Charlie's Rainbow

By Peter and Cathy Halstead

Almost by divine intervention, we had Charlie Hamlen as our friend and artistic advisor for two years, which turned out to be the two last years of his life.

Charlie co-founded one of classical music’s leading management agencies, the International Management Group, helped build the careers of young stars, including Itzhak Perlman, Joshua Bell, Leila Josefowicz, Evgeny Kissin, Stephen Hough, André Watts, James Galway, Pedja Muzijevic, Jeffrey Kahane, Natasha Paremski, Ingrid Fliter, and Jean-Yves Thibaudet, and then left the business to raise money to help people with AIDS by founding Classical Action, starting with the artists he personally managed and growing to include Yo-Yo Ma, Emanuel Ax, Cecilia Bartoli, Van Cliburn and Renée Fleming.

Everyone knew that Charlie was their best friend, as he was ours. Charlie came out to Berkeley with us to see the California premiere of John Luther Adams’ Become Desert.
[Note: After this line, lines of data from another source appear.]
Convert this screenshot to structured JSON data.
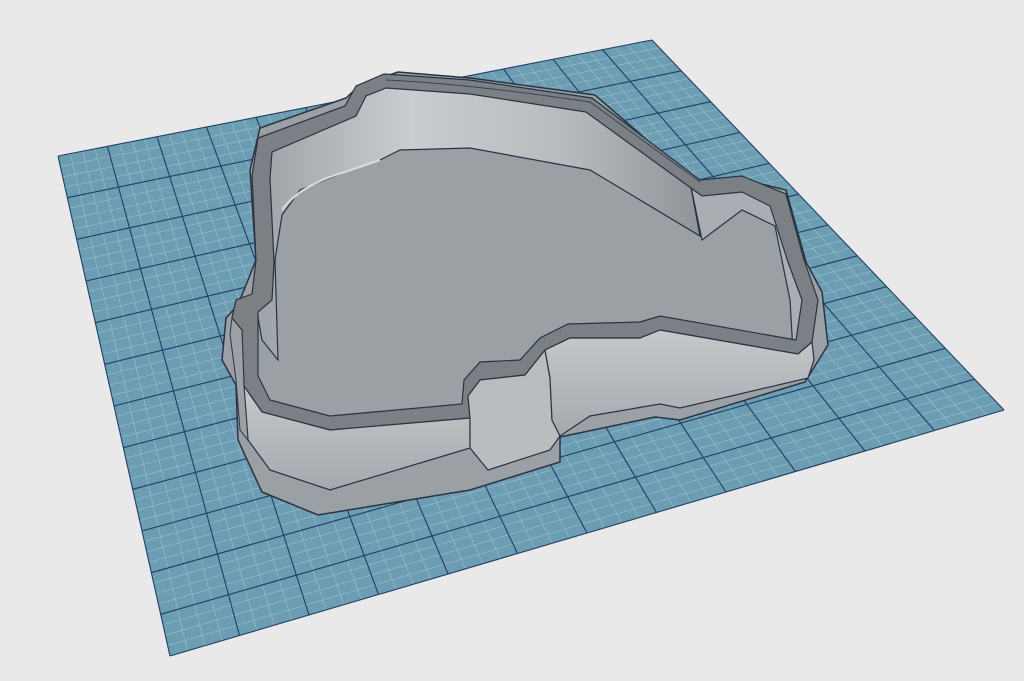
{
  "scene": {
    "background_color": "#e9e9e9",
    "grid": {
      "plane_color": "#6c9db2",
      "major_line_color": "#1f3f66",
      "minor_line_color": "#9cc0cf",
      "major_divisions": 12,
      "minor_per_major": 4
    },
    "model": {
      "name_icon": "cookie-cutter-model",
      "wall_color": "#b4b8bb",
      "wall_shadow_color": "#8e9397",
      "rim_color": "#7d8186",
      "edge_color": "#2a3344"
    }
  }
}
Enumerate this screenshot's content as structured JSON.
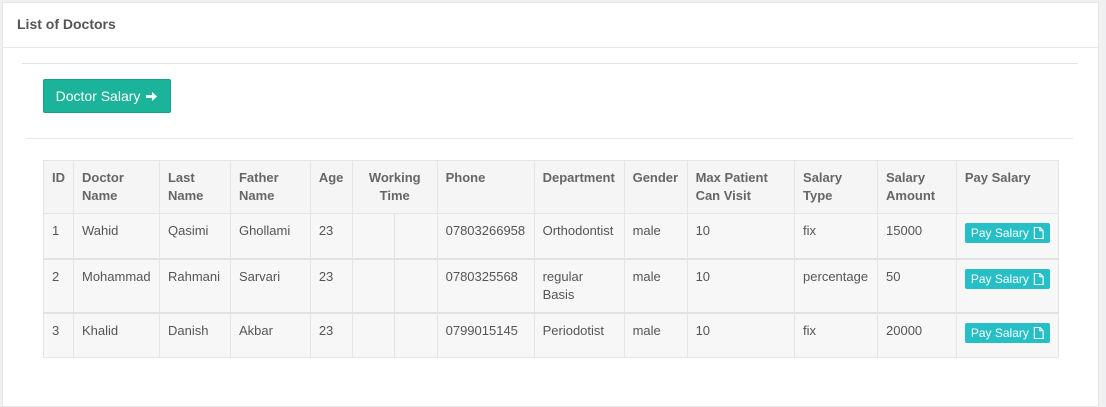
{
  "panel": {
    "title": "List of Doctors"
  },
  "toolbar": {
    "doctor_salary_label": "Doctor Salary"
  },
  "table": {
    "headers": {
      "id": "ID",
      "doctor_name": "Doctor Name",
      "last_name": "Last Name",
      "father_name": "Father Name",
      "age": "Age",
      "working_time": "Working Time",
      "phone": "Phone",
      "department": "Department",
      "gender": "Gender",
      "max_patient": "Max Patient Can Visit",
      "salary_type": "Salary Type",
      "salary_amount": "Salary Amount",
      "pay_salary": "Pay Salary"
    },
    "rows": [
      {
        "id": "1",
        "doctor_name": "Wahid",
        "last_name": "Qasimi",
        "father_name": "Ghollami",
        "age": "23",
        "phone": "07803266958",
        "department": "Orthodontist",
        "gender": "male",
        "max_patient": "10",
        "salary_type": "fix",
        "salary_amount": "15000",
        "pay_label": "Pay Salary"
      },
      {
        "id": "2",
        "doctor_name": "Mohammad",
        "last_name": "Rahmani",
        "father_name": "Sarvari",
        "age": "23",
        "phone": "0780325568",
        "department": "regular Basis",
        "gender": "male",
        "max_patient": "10",
        "salary_type": "percentage",
        "salary_amount": "50",
        "pay_label": "Pay Salary"
      },
      {
        "id": "3",
        "doctor_name": "Khalid",
        "last_name": "Danish",
        "father_name": "Akbar",
        "age": "23",
        "phone": "0799015145",
        "department": "Periodotist",
        "gender": "male",
        "max_patient": "10",
        "salary_type": "fix",
        "salary_amount": "20000",
        "pay_label": "Pay Salary"
      }
    ]
  },
  "icons": {
    "arrow": "arrow-right-icon",
    "file": "file-icon"
  },
  "colors": {
    "primary_button": "#1bb49a",
    "pay_button": "#26bfc6"
  }
}
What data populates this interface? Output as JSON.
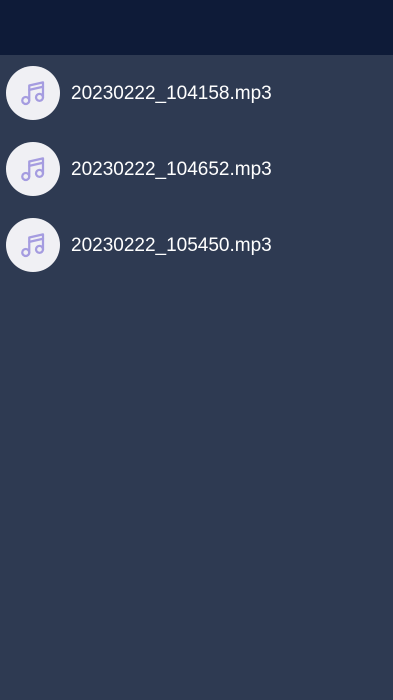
{
  "colors": {
    "background": "#2e3a52",
    "top_bar": "#0e1b38",
    "avatar_bg": "#f0f0f4",
    "icon": "#a59ce0",
    "text": "#ffffff"
  },
  "files": [
    {
      "name": "20230222_104158.mp3",
      "icon": "music-note-icon"
    },
    {
      "name": "20230222_104652.mp3",
      "icon": "music-note-icon"
    },
    {
      "name": "20230222_105450.mp3",
      "icon": "music-note-icon"
    }
  ]
}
He came to the party in our daughter Liza’s house afterwards, with John and Cindy Adams, Jeanne and Craig White, and John Stern. And then he went back to New York. Cathy walked him to the elevator, which he took up and out of all of our lives.

There was a preternatural storm when Charlie died, after which a rainbow appeared on the wall of his room - not an arc, but a line, leading straight up. His friend, Daniele Kucera, took a picture of it.

RAINBOW
For Charlie
1943 - 2018

Lightning travels backwards,
as its unseen tie
returns
from the earth to sky:

so may the lightning
of your turn below
heighten us
and then let go.

“Carillon,” written by and read by Peter Halstead in memory of Charlie.

Carillon
Written and read by Peter Halstead for Charlie Hamlen’s memorial, 2018

Like a cricket’s plangent trill
which our sudden words have primed,
its din and clangor still resonant with age and time,
whose desperate tongue now peals inside its hollow shell,
pendulums, and sings out to our raucous hell,
let the echo of its human tolls chime the hours of our souls,
whose untuned knells ring monstrous changes in everything:
but never from its boisterous height will the incessant hum of bees
restore our unsingable fragilities, or the carols of the summer write
again such flowers on the understory, such trumpets as the seasons choir,
such voices as the heavens glory,
to which these anguished bells aspire.